According to the National Onion Association (no, I didn't mistype that), this folk remedy likely originated way, way, way back when in the 1500s, when people were dying left and right of the bubonic plague. Apparently, 1500s-era doctors believed that placing a whole lotta onions near people who were literally dying of the plague would somehow heal them, probably due to the antibacterial properties onions possess. (Though, I'm not fully sure that they knew what bacteria was in the 1500s?)
It's worth noting that the National Onion Association, the supreme authority on onions, calls this folk remedy "false" (which probably explains why so many people died during the Black Death despite being surrounded by onions) — but I still can't help but wonder why it's lasted this long throughout history if it's totally untrue. Is it because it's so weird? Is it an onion conspiracy?
Here's what I found out about this weird old wives tale.
1. Wellness Sites Love It
Wellness site WellnessMama is into this folk remedy, and a 2018 article from StyleCraze documents a writer actually trying it. Southern Living also posited the question of whether or not an onion in a sock a day keeps the doctor away.
2. Snopes, However, Does Not Love It
However, according to myth-busting Snopes, onions really aren't that special: "There's no medical magic to placing peeled or cut onions around the home: they don't act as sponges that soak up whatever viruses or other nasty microbes are in their immediate vicinity," Snopes wrote.

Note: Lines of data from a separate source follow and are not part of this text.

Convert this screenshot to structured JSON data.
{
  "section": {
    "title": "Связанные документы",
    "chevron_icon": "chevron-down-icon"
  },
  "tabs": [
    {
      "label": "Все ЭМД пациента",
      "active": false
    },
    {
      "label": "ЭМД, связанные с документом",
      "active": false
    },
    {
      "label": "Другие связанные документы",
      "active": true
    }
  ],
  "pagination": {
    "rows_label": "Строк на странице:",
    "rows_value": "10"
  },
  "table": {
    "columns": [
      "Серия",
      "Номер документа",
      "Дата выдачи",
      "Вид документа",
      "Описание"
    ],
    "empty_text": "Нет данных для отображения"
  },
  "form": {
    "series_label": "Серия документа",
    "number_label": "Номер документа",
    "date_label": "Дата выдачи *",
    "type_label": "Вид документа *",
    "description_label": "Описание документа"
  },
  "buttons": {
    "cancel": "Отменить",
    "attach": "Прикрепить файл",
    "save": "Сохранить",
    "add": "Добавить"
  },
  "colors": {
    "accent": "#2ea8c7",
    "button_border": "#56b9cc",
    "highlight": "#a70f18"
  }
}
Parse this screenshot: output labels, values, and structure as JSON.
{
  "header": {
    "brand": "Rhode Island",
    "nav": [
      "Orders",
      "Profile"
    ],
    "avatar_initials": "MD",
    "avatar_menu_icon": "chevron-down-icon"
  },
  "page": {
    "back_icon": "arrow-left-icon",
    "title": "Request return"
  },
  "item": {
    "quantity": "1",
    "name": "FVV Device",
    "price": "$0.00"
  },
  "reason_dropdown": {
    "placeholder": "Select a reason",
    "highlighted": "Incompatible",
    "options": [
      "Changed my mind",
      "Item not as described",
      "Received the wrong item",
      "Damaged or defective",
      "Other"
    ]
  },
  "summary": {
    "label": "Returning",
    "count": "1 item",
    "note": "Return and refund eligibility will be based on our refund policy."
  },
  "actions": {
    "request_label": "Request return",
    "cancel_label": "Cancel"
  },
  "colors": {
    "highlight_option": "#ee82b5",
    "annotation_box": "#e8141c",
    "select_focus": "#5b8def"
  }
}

3. Accounts Of It Working Might Be Due To A Placebo Effect
According to Pharmacist Hitesh Dodhia from Pharmacy Outlet UK to The Sun, the idea that putting onions in your socks while you sleep could ward off colds — along with other old wives tales that claim to heal your sniffly nose — might have survived as long as it did due to a simple placebo effect. In other words, people who try it expect it to do something, so they miraculously feel better afterwards, even if there was no actual physical change. "While some of the common health remedies have no scientific evidence to prove they work, many of them are relatively harmless. What’s more, it’s quite normal that the placebo effect associated with these methods can make people feel as though they’re improving their health."
The issue, Dodhia went on to tell The Sun, is when people use folk remedies as their main treatment, especially in the cases of life-threatening conditions. "Using unproven household remedies should never supersede advice given by a medical professional," she said, "nor should using these methods deter people from seeking the help of a pharmacist, GP or doctor."
4. It Shouldn't Replace Cold Meds As A Treatment Option
Bottom like: You should be skeptical about the miraculous properties of onions in your socks. As the Urban Legends section of About.com explained (honestly, the title of that section should be enough proof that this folk remedy is indeed nothing but an urban legend), "While it's true that eating onions has some proven health benefits, onions are not, contrary to what's claimed, 'germ magnets' capable of absorbing toxins and bacteria from the body or surrounding environment."
Verdict? If you're sick, onions are probably not a good substitute for cold meds, antibiotics, a well-balanced diet, and sleep. But, if you do want to try sleeping with onions in your socks, it won't hurt — it just might feel weird.